I did replace the felt on the underside of the lugs, but with much thinner material and this time glued with Evo­Stick. which seems to do the trick. Result, the roof now slides back and forth with some ease.
The next problem was not quite so easily overcome. On inspection, the roof was found to bow from one side of the car to another, i.e. quite a gap in the centre of the car between the panel and the cross rail to almost none at the edges (looking at other cars seemed to give the same shape).

Having slavishly followed the previous plans, it was clear they were not quite right. The triangular wooden fillet shown in diagram 'Detail B' clearly had to be tapered to take account of differing amount of gap between the panel and the cross rail. Having taken the rubber seal strip and its metal support and the wooden fillet off the roof panel, 20 minutes work with a plane had the fillet to the required shape and mounted back on the panel. A quick check back on the car showed that we weren't suffering the fouling problems of before.

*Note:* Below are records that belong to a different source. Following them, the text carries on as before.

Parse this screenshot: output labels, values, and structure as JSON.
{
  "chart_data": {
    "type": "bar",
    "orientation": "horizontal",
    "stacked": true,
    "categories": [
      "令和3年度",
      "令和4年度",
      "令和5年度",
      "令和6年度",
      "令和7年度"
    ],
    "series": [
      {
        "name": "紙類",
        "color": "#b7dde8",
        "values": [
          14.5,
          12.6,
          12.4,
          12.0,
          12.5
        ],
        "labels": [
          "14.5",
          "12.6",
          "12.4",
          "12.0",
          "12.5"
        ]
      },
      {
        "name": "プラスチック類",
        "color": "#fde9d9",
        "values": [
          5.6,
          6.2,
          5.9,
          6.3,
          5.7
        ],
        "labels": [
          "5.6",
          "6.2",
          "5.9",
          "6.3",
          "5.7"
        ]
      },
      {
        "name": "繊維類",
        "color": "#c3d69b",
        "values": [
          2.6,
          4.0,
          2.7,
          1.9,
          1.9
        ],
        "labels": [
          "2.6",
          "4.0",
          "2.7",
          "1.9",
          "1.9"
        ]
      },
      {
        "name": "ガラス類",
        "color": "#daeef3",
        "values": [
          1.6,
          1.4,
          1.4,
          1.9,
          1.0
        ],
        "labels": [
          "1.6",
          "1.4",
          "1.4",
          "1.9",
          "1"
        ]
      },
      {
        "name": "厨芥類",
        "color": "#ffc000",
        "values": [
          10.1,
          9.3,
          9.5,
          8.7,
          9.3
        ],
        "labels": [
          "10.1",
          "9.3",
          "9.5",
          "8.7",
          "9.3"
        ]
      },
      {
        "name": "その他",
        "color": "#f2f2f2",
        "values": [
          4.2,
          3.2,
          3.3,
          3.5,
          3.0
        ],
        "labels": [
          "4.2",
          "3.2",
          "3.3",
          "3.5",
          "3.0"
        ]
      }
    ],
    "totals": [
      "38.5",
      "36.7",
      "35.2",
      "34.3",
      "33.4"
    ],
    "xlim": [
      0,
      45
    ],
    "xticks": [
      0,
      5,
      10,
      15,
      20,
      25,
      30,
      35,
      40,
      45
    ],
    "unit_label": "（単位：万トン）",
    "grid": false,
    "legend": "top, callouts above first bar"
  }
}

Having looked at other cars and being logical about what was required, I decided a further problem with 'Detail B' was that the metal support for the rubber seal was shown a) back to front (i.e. the folded edge should point to the rear of the car), and b) it couldn't fit so far 'into' the roof and needed to be mounted such that it protruded out from under the panel. To remove any further likelihood of creating a structure that was too thick, I decided to stick the rubber seal onto the metal strip, rather than trapping it between the wooden fillet and the metal strip.